Beer Money: A Memoir of Privilege and Loss

When he finally spoke, I was transfixed. He had a gift for the oblique, the ungraspable, managing to synthesize everything I had ever read or thought about art over the years, while somehow creating his own art form with the parallels he so astutely drew between art and theory.

The seminar left me feeling only more motivated; I wanted to participate meaningfully in this dialogue between art and theory. I wanted, too, to know this Trevor Atkins, to absorb his influence, and sought out conversations with him whenever possible, even arranging studio visits with him for all the MAs. Then Trevor and I arranged a theory seminar for the MA program, inviting all the top theorists in London. Suddenly I had access to people I’d only read about in the States. These luminaries came out to the pub with us after class and, later, to my dinner parties. I had finally landed exactly where I needed to be, it seemed.

The change of longitude acted as a kick-starter for my art. I worked feverishly day and night to keep up with the intense flow of ideas, making small installations in my studio as sketches for larger pieces. I spent hours each day slicing up Dennis Cooper’s Frisk, line by line, just as Cooper’s protagonist sliced up his victims’ bodies. I relabeled beer bottles with the dismembered text and sold them as art objects at a pub on the King’s Road. Only much later did the piece’s seemingly disparate links between the devaluation of the artist, human carnage, and my family’s brewing history become clear to me.

I hardly slept. I’d wake in the middle of the night and scribble ideas inside a journal.
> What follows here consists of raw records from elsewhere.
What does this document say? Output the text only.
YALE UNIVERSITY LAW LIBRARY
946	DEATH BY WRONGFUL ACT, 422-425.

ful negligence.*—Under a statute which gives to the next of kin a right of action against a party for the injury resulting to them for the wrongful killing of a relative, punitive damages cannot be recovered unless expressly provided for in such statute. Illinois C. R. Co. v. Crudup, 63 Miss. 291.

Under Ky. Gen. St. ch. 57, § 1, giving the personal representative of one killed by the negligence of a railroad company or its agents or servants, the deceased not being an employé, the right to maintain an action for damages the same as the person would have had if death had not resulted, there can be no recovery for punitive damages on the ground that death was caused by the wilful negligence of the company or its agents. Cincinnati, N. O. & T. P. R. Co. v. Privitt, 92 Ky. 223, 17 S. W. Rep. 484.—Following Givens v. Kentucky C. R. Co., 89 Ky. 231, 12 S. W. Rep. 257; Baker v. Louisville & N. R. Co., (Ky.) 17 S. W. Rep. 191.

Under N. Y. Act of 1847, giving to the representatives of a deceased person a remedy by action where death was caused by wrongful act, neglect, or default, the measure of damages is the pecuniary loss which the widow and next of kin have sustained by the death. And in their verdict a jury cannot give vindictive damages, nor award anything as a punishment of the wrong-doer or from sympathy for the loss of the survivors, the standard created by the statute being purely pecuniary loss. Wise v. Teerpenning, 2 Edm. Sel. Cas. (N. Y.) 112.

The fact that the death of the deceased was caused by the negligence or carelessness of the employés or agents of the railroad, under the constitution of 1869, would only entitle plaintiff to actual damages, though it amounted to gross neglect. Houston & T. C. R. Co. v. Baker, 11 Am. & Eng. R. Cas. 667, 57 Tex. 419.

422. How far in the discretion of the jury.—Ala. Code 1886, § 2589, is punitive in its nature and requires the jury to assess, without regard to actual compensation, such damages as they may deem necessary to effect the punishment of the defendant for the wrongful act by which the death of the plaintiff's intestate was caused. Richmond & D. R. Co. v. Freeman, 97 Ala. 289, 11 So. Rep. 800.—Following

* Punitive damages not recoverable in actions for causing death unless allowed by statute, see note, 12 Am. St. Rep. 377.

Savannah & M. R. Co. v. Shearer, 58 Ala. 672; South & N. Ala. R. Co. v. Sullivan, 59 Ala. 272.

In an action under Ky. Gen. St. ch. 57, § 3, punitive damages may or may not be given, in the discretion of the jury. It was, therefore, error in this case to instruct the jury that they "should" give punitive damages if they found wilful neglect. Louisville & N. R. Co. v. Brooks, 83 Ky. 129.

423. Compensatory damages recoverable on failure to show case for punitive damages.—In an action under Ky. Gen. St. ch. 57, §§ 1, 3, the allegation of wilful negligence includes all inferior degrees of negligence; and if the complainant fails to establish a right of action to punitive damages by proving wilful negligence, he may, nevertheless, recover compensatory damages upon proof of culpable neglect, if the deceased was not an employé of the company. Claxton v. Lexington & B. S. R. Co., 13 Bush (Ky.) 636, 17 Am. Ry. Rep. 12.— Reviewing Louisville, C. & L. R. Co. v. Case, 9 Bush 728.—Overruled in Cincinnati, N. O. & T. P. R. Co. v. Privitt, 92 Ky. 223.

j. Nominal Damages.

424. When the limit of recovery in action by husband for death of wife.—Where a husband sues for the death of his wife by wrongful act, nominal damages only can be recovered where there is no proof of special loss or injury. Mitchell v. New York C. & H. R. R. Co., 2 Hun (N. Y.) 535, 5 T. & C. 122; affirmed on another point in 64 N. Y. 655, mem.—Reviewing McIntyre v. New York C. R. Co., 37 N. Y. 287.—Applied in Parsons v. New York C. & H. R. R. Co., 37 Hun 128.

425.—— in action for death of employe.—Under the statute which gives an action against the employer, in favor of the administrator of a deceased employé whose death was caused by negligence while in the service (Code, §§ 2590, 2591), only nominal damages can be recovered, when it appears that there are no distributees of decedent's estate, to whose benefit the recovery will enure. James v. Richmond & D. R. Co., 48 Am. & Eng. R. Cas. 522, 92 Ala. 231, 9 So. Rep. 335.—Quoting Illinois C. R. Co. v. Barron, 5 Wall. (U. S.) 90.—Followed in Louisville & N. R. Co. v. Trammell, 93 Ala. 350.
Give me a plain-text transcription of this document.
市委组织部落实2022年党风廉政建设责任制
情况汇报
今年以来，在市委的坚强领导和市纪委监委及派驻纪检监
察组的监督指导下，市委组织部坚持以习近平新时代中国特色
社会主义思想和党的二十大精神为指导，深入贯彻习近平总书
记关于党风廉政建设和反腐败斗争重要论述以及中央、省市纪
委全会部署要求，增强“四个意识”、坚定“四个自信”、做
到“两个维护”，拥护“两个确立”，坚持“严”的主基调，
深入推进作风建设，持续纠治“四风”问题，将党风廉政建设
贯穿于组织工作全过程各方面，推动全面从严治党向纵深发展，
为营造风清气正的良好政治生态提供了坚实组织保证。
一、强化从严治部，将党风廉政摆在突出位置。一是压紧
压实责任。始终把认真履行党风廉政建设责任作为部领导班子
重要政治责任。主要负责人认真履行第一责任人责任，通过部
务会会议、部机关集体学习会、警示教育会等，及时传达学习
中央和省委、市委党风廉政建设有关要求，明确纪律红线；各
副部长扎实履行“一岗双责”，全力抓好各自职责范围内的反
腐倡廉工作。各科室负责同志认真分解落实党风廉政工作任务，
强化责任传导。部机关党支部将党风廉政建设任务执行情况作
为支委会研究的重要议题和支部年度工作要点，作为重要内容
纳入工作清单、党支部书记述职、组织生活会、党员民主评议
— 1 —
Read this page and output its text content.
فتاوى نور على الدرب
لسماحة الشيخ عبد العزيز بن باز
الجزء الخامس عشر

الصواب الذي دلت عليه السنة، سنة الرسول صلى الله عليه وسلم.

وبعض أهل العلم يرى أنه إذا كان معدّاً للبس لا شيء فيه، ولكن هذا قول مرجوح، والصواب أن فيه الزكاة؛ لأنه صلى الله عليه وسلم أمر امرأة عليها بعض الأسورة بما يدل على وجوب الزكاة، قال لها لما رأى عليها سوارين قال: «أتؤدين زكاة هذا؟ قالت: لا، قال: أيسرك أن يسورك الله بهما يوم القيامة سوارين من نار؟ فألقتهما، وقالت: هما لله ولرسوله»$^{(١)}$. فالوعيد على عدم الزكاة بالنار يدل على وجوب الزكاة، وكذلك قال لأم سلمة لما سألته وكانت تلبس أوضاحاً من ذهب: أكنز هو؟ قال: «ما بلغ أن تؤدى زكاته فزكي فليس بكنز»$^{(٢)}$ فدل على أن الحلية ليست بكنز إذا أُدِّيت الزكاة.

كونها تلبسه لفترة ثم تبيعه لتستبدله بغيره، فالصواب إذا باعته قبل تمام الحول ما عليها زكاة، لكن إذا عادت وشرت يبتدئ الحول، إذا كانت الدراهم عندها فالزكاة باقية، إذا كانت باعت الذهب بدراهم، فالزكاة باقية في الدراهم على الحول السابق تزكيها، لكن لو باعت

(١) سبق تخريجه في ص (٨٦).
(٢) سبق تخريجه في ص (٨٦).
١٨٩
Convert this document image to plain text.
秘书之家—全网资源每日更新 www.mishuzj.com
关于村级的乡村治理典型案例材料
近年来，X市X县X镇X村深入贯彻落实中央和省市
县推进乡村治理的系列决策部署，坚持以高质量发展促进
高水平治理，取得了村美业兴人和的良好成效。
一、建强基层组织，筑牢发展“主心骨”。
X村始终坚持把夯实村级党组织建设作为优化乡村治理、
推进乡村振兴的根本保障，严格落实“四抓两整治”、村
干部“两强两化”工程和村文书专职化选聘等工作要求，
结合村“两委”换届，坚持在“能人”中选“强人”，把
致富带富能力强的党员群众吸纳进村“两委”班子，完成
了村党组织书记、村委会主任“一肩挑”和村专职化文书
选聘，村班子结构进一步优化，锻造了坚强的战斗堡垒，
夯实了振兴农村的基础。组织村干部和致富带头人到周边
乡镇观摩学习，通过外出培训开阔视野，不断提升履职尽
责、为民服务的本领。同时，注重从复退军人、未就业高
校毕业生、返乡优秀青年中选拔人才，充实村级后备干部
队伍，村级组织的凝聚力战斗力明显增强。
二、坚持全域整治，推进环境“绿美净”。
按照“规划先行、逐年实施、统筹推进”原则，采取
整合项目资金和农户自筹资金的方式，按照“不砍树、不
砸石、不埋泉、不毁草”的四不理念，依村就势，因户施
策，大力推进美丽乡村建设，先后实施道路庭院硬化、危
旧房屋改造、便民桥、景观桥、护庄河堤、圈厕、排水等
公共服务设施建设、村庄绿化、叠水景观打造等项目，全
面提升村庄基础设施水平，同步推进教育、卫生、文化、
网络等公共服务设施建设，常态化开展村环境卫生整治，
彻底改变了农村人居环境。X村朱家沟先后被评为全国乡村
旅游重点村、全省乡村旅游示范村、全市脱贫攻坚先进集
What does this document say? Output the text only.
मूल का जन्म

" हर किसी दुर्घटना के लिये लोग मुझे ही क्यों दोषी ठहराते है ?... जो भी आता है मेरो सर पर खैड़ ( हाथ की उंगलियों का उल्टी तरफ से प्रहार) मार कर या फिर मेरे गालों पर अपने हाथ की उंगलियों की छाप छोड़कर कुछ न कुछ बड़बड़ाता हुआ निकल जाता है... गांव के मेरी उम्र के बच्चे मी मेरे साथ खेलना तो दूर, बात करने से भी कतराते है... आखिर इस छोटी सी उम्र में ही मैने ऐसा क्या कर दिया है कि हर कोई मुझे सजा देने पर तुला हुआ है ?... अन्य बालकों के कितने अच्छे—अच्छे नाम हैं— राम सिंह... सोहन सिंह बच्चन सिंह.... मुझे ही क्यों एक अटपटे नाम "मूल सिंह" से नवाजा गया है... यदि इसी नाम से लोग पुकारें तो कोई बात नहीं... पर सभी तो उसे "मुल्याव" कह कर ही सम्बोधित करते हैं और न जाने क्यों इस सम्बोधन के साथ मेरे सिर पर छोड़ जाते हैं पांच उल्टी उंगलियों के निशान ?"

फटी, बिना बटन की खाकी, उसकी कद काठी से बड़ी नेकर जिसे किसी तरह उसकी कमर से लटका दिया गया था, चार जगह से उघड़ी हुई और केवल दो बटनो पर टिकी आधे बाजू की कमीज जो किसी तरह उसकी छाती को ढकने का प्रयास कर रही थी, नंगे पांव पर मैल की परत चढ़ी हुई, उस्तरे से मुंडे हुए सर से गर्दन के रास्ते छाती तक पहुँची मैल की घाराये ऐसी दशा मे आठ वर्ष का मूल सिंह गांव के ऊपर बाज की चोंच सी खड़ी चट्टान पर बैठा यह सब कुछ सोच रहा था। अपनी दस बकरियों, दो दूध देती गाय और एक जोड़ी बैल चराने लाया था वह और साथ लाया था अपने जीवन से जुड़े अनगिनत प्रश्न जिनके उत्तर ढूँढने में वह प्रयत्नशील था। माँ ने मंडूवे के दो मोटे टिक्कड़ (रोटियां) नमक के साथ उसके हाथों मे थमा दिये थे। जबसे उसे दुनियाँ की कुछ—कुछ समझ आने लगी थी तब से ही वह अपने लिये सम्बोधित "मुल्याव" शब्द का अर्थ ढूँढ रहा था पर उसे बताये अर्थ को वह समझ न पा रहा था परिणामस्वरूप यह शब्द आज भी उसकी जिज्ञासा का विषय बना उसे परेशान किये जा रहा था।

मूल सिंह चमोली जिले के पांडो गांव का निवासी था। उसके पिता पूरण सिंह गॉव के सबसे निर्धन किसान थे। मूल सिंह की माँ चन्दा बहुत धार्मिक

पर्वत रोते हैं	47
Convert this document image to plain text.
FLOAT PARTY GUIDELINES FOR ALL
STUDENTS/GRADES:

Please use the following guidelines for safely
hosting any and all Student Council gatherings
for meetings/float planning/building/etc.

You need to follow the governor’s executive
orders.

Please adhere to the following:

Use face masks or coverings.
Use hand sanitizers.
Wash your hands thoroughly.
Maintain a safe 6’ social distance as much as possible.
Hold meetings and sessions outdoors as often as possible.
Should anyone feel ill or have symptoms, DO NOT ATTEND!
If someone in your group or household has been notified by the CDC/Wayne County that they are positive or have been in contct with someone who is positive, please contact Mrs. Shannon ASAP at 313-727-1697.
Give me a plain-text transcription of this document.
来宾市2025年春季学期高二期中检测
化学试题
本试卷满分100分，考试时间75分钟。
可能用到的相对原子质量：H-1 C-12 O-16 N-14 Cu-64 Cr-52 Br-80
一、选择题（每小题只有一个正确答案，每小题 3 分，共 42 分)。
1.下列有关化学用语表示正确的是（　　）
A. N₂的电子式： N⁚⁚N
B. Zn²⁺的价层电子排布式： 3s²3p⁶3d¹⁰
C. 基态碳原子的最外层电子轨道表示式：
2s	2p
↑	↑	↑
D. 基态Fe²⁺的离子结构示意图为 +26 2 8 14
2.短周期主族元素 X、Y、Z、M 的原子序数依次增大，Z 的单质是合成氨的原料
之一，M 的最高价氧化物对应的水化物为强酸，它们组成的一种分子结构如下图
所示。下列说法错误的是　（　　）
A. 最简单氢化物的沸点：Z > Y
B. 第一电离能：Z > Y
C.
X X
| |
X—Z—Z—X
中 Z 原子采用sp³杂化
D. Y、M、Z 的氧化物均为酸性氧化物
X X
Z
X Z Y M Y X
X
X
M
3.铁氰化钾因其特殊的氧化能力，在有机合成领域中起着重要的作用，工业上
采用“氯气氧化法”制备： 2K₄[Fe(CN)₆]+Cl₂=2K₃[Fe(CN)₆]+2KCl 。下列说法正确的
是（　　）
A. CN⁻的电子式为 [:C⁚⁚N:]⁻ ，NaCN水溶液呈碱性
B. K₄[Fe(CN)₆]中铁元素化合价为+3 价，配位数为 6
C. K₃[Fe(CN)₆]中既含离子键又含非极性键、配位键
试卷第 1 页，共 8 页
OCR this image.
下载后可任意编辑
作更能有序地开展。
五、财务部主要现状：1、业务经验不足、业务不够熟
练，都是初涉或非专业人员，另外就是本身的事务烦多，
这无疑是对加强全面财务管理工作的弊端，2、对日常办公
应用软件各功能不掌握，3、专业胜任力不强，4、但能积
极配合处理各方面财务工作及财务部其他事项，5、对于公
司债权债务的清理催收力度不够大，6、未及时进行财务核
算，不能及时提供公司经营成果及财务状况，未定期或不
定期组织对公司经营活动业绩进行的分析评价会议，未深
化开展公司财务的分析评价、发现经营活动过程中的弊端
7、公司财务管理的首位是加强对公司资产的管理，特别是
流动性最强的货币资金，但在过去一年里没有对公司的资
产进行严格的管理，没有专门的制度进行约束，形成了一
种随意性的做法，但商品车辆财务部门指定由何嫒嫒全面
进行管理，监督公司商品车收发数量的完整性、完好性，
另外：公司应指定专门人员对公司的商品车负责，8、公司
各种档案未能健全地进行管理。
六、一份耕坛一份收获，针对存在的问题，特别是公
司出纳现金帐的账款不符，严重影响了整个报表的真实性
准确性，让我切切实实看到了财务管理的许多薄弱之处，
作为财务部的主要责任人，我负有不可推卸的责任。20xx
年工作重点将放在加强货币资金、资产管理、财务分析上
Everything I’d ever thought or read was taking on visual shape, and I had to catch it all, as if I could outrun my terror of something essential slipping away. Come morning, I’d discard almost everything or morph certain aspects of ideas into new ones that might bear fruit.

One sleepless night the sky cracked with thunder, and rain pelted against my bedroom windows. I dropped my journal onto the floor and walked through my conservatory out onto the tiny terrace, the rain coming down hard on my head. I raised my arms up toward the pink glowing dome of London sky. I caught the rain in my hands, shallow pools forming in my palms, and splashed it over my face and neck like holy water. I stood there a long time, feeling the warm rain soak straight through my T-shirt to my skin. The muffled sound of traffic horns traveled over the buildings to merge with the rumble of thunder splitting open the clouds. I could stand there as long as I wanted, I realized; my life felt utterly my own.


Trevor Atkins and I had been in a darkened seminar room for hours. I projected slide after slide of my work from 1990 to 1995 while he hit me with searching questions. Certain slides we’d linger on for fifteen minutes or more, discussing my ideas, my intentions. A bold rectangle of light hit the wall when the last slide had finished.

“I find it refreshing,” Trevor said, “that your work is not exactly . . . ‘female.’”

I wasn’t sure how to take this. My breath quickened, erratic, imprecise. I hadn’t been able to sleep the night before, and in anticipation of our meeting, I’d stayed up reading Trevor’s exhibition catalogue essays. Compared to his brilliant lectures his writing style seemed stiff; and yet attaining his respect felt critical.

Trevor shifted in his chair. “Then again, certain pieces are clearly about how you perceive others in relation to yourself. Right? There’s a self-consciousness to them, really, and this, I suppose, could be seen as ‘female.’”

He was referring to my family piece, I knew, among others. “My work does tend to deal with the relativity of perception,” I offered. “You know. And with point of view.”

I hated the idea of my work being identified as “female”; I wanted Trevor to see me only as brilliant, apart from my sex. I yearned for this with every synapse in my brain and every cell in my body, as if my self-realization as an artist were entirely dependent on his favorable opinion of my work.

I lifted the slide tray from the projector, and Trevor reluctantly picked up his canvas book bag. He had been in that room with me for two and a half hours, three times the allotment for a studio visit, which is what this was, technically. Much of our relationship took place in situations like these: darkened rooms with projected slides; empty theaters after assemblies or lectures had finished; hallways or corners of graduate studios where no one walked or worked nearby. We would always linger on a bit, talking about Derrida or Warhol, or my newest installation, maybe; Trevor’s book-in-progress. But the distance he kept whenever others were around became confusing to me. Only when I discovered he was married did I understand. Accepting the inherent distance, I resolved to channel my interest in this man into my work itself, spending longer hours yet in the studio.